Monday, July 20, 2009


What strikes us about this figure from Chartres Cathedral, carved sometime around 1145, is its extraordinary expression of regality, its queenliness, its sense of peacefulness, its quiet power of dignity and belief. She holds the canon of hope in her hands and offers us the most human face on the central portal.

In essence, she points the way in, through the door, to the maze, to the mysteries of a belief that demands understanding, not only of stone, but also of the human implication expressed in this stone. She has withstood not only the weather, but the vagaries of history. She was spared the worst carnage of the French Revolution and all the other iconoclastic terrors of the centuries after it. That may be a result of accident, or possibly a result of respect and of hope.

Carved in stone, the queen is a simulacrum of flesh. She represents a spiritual presence and a spiritual future. Yet, because She is stone and formed in lifelike three dimensions, she points to a future that includes the three dimensions of flesh. Resurrection, a key belief of the Christian faith, has depended on the rising of the body from the grave, and thus a persistence of the flesh in the afterlife.

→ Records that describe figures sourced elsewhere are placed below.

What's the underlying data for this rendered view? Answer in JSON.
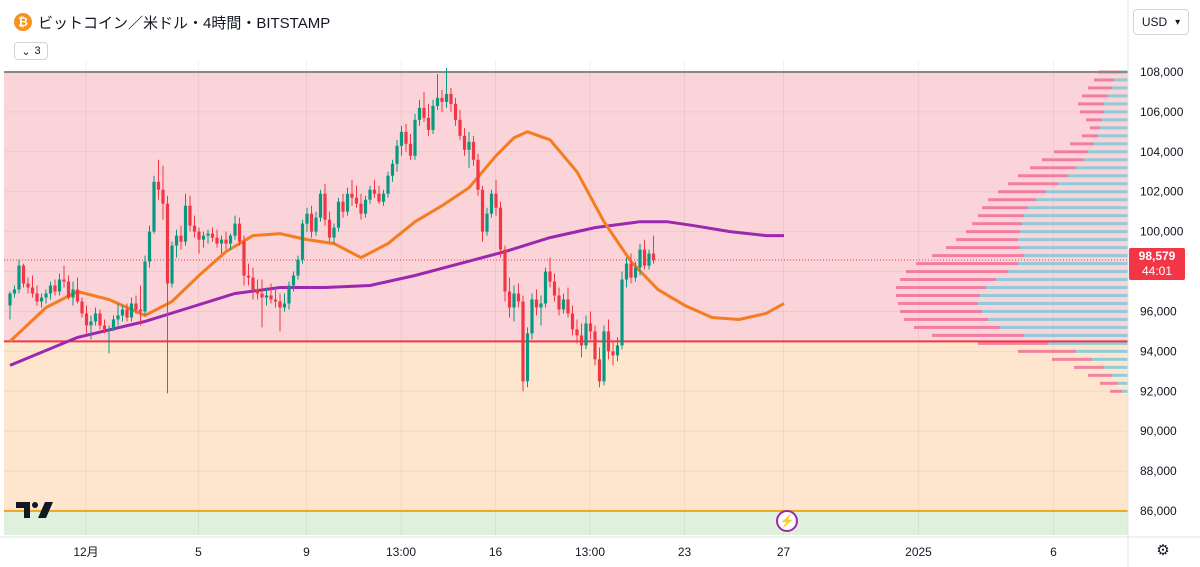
{
  "header": {
    "symbol_icon": "bitcoin-icon",
    "title": "ビットコイン／米ドル・4時間・BITSTAMP",
    "indicator_toggle": "3",
    "currency": "USD"
  },
  "price_label": {
    "price": "98,579",
    "countdown": "44:01"
  },
  "icons": {
    "tradingview_logo": "TV",
    "events_icon": "⚡",
    "settings_icon": "⚙"
  },
  "colors": {
    "up": "#089981",
    "down": "#f23645",
    "ma_fast": "#f57c1f",
    "ma_slow": "#9c27b0",
    "zone_upper": "#fad4d8",
    "zone_mid": "#fde6cd",
    "zone_low": "#dff0dc",
    "line_red": "#f23645",
    "line_orange": "#f5a623",
    "vp_up": "#7ec8d9",
    "vp_down": "#f06292"
  },
  "chart_data": {
    "type": "candlestick",
    "ylim": [
      84800,
      108600
    ],
    "y_ticks": [
      "108,000",
      "106,000",
      "104,000",
      "102,000",
      "100,000",
      "98,000",
      "96,000",
      "94,000",
      "92,000",
      "90,000",
      "88,000",
      "86,000"
    ],
    "y_tick_values": [
      108000,
      106000,
      104000,
      102000,
      100000,
      98000,
      96000,
      94000,
      92000,
      90000,
      88000,
      86000
    ],
    "x_ticks": [
      "12月",
      "5",
      "9",
      "13:00",
      "16",
      "13:00",
      "23",
      "27",
      "2025",
      "6"
    ],
    "x_tick_index": [
      8,
      33,
      57,
      78,
      99,
      120,
      141,
      163,
      193,
      223
    ],
    "current_price": 98579,
    "zones": [
      {
        "from": 94500,
        "to": 108000,
        "color": "zone_upper"
      },
      {
        "from": 86000,
        "to": 94500,
        "color": "zone_mid"
      },
      {
        "from": 84800,
        "to": 86000,
        "color": "zone_low"
      }
    ],
    "hlines": [
      {
        "value": 108000,
        "color": "#888888"
      },
      {
        "value": 94500,
        "color": "line_red"
      },
      {
        "value": 86000,
        "color": "line_orange"
      }
    ],
    "candles": [
      [
        96300,
        97000,
        95600,
        96900
      ],
      [
        96900,
        97300,
        96700,
        97100
      ],
      [
        97100,
        98600,
        96900,
        98300
      ],
      [
        98300,
        98400,
        97200,
        97400
      ],
      [
        97400,
        97700,
        96900,
        97200
      ],
      [
        97200,
        97800,
        96700,
        96900
      ],
      [
        96900,
        97300,
        96300,
        96500
      ],
      [
        96500,
        96900,
        96200,
        96700
      ],
      [
        96700,
        97100,
        96400,
        96900
      ],
      [
        96900,
        97500,
        96600,
        97300
      ],
      [
        97300,
        97600,
        96800,
        97000
      ],
      [
        97000,
        97900,
        96800,
        97600
      ],
      [
        97600,
        98300,
        97200,
        97500
      ],
      [
        97500,
        97800,
        96600,
        96700
      ],
      [
        96700,
        97500,
        96300,
        97100
      ],
      [
        97100,
        97700,
        96400,
        96500
      ],
      [
        96500,
        96700,
        95700,
        95900
      ],
      [
        95900,
        96300,
        94900,
        95300
      ],
      [
        95300,
        95800,
        94600,
        95500
      ],
      [
        95500,
        96200,
        95300,
        95900
      ],
      [
        95900,
        96100,
        95100,
        95300
      ],
      [
        95300,
        95600,
        94900,
        95100
      ],
      [
        95100,
        95300,
        93900,
        95100
      ],
      [
        95100,
        95800,
        95000,
        95600
      ],
      [
        95600,
        96400,
        95300,
        95800
      ],
      [
        95800,
        96300,
        95500,
        96100
      ],
      [
        96100,
        96400,
        95500,
        95700
      ],
      [
        95700,
        96700,
        95500,
        96400
      ],
      [
        96400,
        96800,
        95900,
        96100
      ],
      [
        96100,
        97300,
        95300,
        96000
      ],
      [
        96000,
        98800,
        95800,
        98500
      ],
      [
        98500,
        100300,
        98200,
        100000
      ],
      [
        100000,
        102800,
        99900,
        102500
      ],
      [
        102500,
        103600,
        101600,
        102100
      ],
      [
        102100,
        103300,
        100600,
        101400
      ],
      [
        101400,
        101800,
        91900,
        97400
      ],
      [
        97400,
        99500,
        97200,
        99300
      ],
      [
        99300,
        100100,
        98700,
        99800
      ],
      [
        99800,
        100300,
        99100,
        99500
      ],
      [
        99500,
        101900,
        99300,
        101300
      ],
      [
        101300,
        101800,
        100000,
        100300
      ],
      [
        100300,
        100800,
        99700,
        100000
      ],
      [
        100000,
        100200,
        98900,
        99600
      ],
      [
        99600,
        100000,
        99200,
        99800
      ],
      [
        99800,
        100100,
        99400,
        99900
      ],
      [
        99900,
        100200,
        99500,
        99700
      ],
      [
        99700,
        100100,
        99200,
        99400
      ],
      [
        99400,
        99800,
        98900,
        99600
      ],
      [
        99600,
        100000,
        99100,
        99400
      ],
      [
        99400,
        99900,
        99100,
        99800
      ],
      [
        99800,
        100800,
        99600,
        100400
      ],
      [
        100400,
        100700,
        99300,
        99500
      ],
      [
        99500,
        99800,
        97300,
        97800
      ],
      [
        97800,
        98400,
        97300,
        97700
      ],
      [
        97700,
        98200,
        96600,
        97100
      ],
      [
        97100,
        97600,
        96600,
        96900
      ],
      [
        96900,
        97600,
        95200,
        96700
      ],
      [
        96700,
        97200,
        96300,
        96800
      ],
      [
        96800,
        97400,
        96400,
        96600
      ],
      [
        96600,
        97200,
        96200,
        96500
      ],
      [
        96500,
        96900,
        95000,
        96200
      ],
      [
        96200,
        96900,
        96000,
        96400
      ],
      [
        96400,
        97500,
        96100,
        97300
      ],
      [
        97300,
        98000,
        97000,
        97800
      ],
      [
        97800,
        98800,
        97600,
        98600
      ],
      [
        98600,
        100600,
        98400,
        100400
      ],
      [
        100400,
        101200,
        100000,
        100900
      ],
      [
        100900,
        101300,
        99700,
        100000
      ],
      [
        100000,
        101000,
        99800,
        100700
      ],
      [
        100700,
        102100,
        100500,
        101900
      ],
      [
        101900,
        102400,
        100300,
        100600
      ],
      [
        100600,
        101000,
        99500,
        99700
      ],
      [
        99700,
        100400,
        99400,
        100200
      ],
      [
        100200,
        101700,
        100000,
        101500
      ],
      [
        101500,
        101900,
        100700,
        101000
      ],
      [
        101000,
        102200,
        100800,
        101900
      ],
      [
        101900,
        102600,
        101300,
        101700
      ],
      [
        101700,
        102300,
        101200,
        101400
      ],
      [
        101400,
        101900,
        100600,
        100900
      ],
      [
        100900,
        101800,
        100700,
        101600
      ],
      [
        101600,
        102300,
        101400,
        102100
      ],
      [
        102100,
        102600,
        101700,
        101900
      ],
      [
        101900,
        102300,
        101400,
        101500
      ],
      [
        101500,
        102100,
        101300,
        101900
      ],
      [
        101900,
        103000,
        101700,
        102800
      ],
      [
        102800,
        103600,
        102500,
        103400
      ],
      [
        103400,
        104600,
        103000,
        104300
      ],
      [
        104300,
        105300,
        103800,
        105000
      ],
      [
        105000,
        105400,
        104000,
        104400
      ],
      [
        104400,
        104900,
        103600,
        103800
      ],
      [
        103800,
        105900,
        103600,
        105600
      ],
      [
        105600,
        106600,
        105300,
        106200
      ],
      [
        106200,
        107000,
        105500,
        105700
      ],
      [
        105700,
        106400,
        104800,
        105100
      ],
      [
        105100,
        106600,
        104900,
        106300
      ],
      [
        106300,
        107900,
        106100,
        106700
      ],
      [
        106700,
        107100,
        106000,
        106500
      ],
      [
        106500,
        108200,
        106200,
        106900
      ],
      [
        106900,
        107200,
        106000,
        106400
      ],
      [
        106400,
        106700,
        105300,
        105600
      ],
      [
        105600,
        106100,
        104600,
        104800
      ],
      [
        104800,
        105200,
        103800,
        104100
      ],
      [
        104100,
        105000,
        103200,
        104500
      ],
      [
        104500,
        104800,
        103300,
        103600
      ],
      [
        103600,
        103900,
        101800,
        102100
      ],
      [
        102100,
        102300,
        99500,
        100000
      ],
      [
        100000,
        101200,
        99800,
        100900
      ],
      [
        100900,
        102100,
        100700,
        101900
      ],
      [
        101900,
        102600,
        100800,
        101200
      ],
      [
        101200,
        101500,
        98700,
        99100
      ],
      [
        99100,
        99300,
        96500,
        97000
      ],
      [
        97000,
        97700,
        95700,
        96200
      ],
      [
        96200,
        97300,
        95500,
        96900
      ],
      [
        96900,
        97400,
        96200,
        96500
      ],
      [
        96500,
        96800,
        92000,
        92500
      ],
      [
        92500,
        95200,
        92200,
        94900
      ],
      [
        94900,
        96900,
        94600,
        96600
      ],
      [
        96600,
        97100,
        95800,
        96200
      ],
      [
        96200,
        96800,
        95300,
        96400
      ],
      [
        96400,
        98200,
        96200,
        98000
      ],
      [
        98000,
        98700,
        97200,
        97500
      ],
      [
        97500,
        97900,
        96500,
        96800
      ],
      [
        96800,
        97200,
        95800,
        96100
      ],
      [
        96100,
        96900,
        95900,
        96600
      ],
      [
        96600,
        97200,
        95700,
        95900
      ],
      [
        95900,
        96300,
        94800,
        95100
      ],
      [
        95100,
        95600,
        94400,
        94800
      ],
      [
        94800,
        95400,
        93700,
        94300
      ],
      [
        94300,
        95800,
        94100,
        95400
      ],
      [
        95400,
        96000,
        94600,
        95000
      ],
      [
        95000,
        95300,
        93300,
        93600
      ],
      [
        93600,
        94200,
        92200,
        92500
      ],
      [
        92500,
        95300,
        92300,
        95000
      ],
      [
        95000,
        95600,
        93600,
        94000
      ],
      [
        94000,
        94500,
        93300,
        93800
      ],
      [
        93800,
        94700,
        93500,
        94300
      ],
      [
        94300,
        98000,
        94100,
        97600
      ],
      [
        97600,
        98700,
        97200,
        98400
      ],
      [
        98400,
        98900,
        97400,
        97700
      ],
      [
        97700,
        98500,
        97500,
        98200
      ],
      [
        98200,
        99400,
        97800,
        99100
      ],
      [
        99100,
        99600,
        98100,
        98300
      ],
      [
        98300,
        99100,
        98100,
        98900
      ],
      [
        98900,
        99800,
        98400,
        98579
      ]
    ],
    "ma_fast": [
      [
        0,
        94500
      ],
      [
        8,
        96200
      ],
      [
        15,
        97000
      ],
      [
        22,
        96600
      ],
      [
        30,
        95800
      ],
      [
        36,
        96500
      ],
      [
        42,
        97800
      ],
      [
        48,
        99000
      ],
      [
        54,
        99800
      ],
      [
        60,
        99900
      ],
      [
        66,
        99600
      ],
      [
        72,
        99400
      ],
      [
        78,
        98700
      ],
      [
        84,
        99400
      ],
      [
        90,
        100500
      ],
      [
        96,
        101300
      ],
      [
        102,
        102200
      ],
      [
        108,
        103800
      ],
      [
        112,
        104700
      ],
      [
        115,
        105000
      ],
      [
        120,
        104600
      ],
      [
        126,
        103000
      ],
      [
        132,
        100500
      ],
      [
        138,
        98500
      ],
      [
        144,
        97100
      ],
      [
        150,
        96300
      ],
      [
        156,
        95700
      ],
      [
        162,
        95600
      ],
      [
        168,
        95900
      ],
      [
        172,
        96400
      ]
    ],
    "ma_slow": [
      [
        0,
        93300
      ],
      [
        15,
        94700
      ],
      [
        30,
        95500
      ],
      [
        40,
        96200
      ],
      [
        50,
        96900
      ],
      [
        60,
        97200
      ],
      [
        70,
        97200
      ],
      [
        80,
        97300
      ],
      [
        90,
        97800
      ],
      [
        100,
        98400
      ],
      [
        110,
        99000
      ],
      [
        120,
        99700
      ],
      [
        130,
        100200
      ],
      [
        140,
        100500
      ],
      [
        146,
        100500
      ],
      [
        152,
        100300
      ],
      [
        160,
        100000
      ],
      [
        168,
        99800
      ],
      [
        172,
        99800
      ]
    ],
    "volume_profile": [
      [
        108000,
        8,
        30
      ],
      [
        107600,
        14,
        34
      ],
      [
        107200,
        16,
        40
      ],
      [
        106800,
        20,
        46
      ],
      [
        106400,
        24,
        50
      ],
      [
        106000,
        24,
        48
      ],
      [
        105600,
        26,
        42
      ],
      [
        105200,
        28,
        38
      ],
      [
        104800,
        30,
        46
      ],
      [
        104400,
        34,
        58
      ],
      [
        104000,
        40,
        74
      ],
      [
        103600,
        44,
        86
      ],
      [
        103200,
        52,
        98
      ],
      [
        102800,
        60,
        110
      ],
      [
        102400,
        70,
        120
      ],
      [
        102000,
        82,
        130
      ],
      [
        101600,
        92,
        140
      ],
      [
        101200,
        100,
        146
      ],
      [
        100800,
        104,
        150
      ],
      [
        100400,
        106,
        156
      ],
      [
        100000,
        108,
        162
      ],
      [
        99600,
        110,
        172
      ],
      [
        99200,
        108,
        182
      ],
      [
        98800,
        104,
        196
      ],
      [
        98400,
        110,
        212
      ],
      [
        98000,
        120,
        222
      ],
      [
        97600,
        132,
        228
      ],
      [
        97200,
        142,
        232
      ],
      [
        96800,
        148,
        232
      ],
      [
        96400,
        150,
        230
      ],
      [
        96000,
        146,
        228
      ],
      [
        95600,
        140,
        224
      ],
      [
        95200,
        128,
        214
      ],
      [
        94800,
        104,
        196
      ],
      [
        94400,
        80,
        150
      ],
      [
        94000,
        52,
        110
      ],
      [
        93600,
        36,
        76
      ],
      [
        93200,
        24,
        54
      ],
      [
        92800,
        16,
        40
      ],
      [
        92400,
        10,
        28
      ],
      [
        92000,
        6,
        18
      ]
    ]
  }
}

The stoniness of the queen tells us there is hope after death. But it also tells us that such hope is essentially meaningless if it means only that the spirit endures. It is essential that the flesh endures, or else our consciousness would perish with the flesh. The most powerful statement the sculptor could make is to render this figure to seem lifelike enough to convince us she is not only a symbol, but a fact. Fact and belief cohere to produce hope.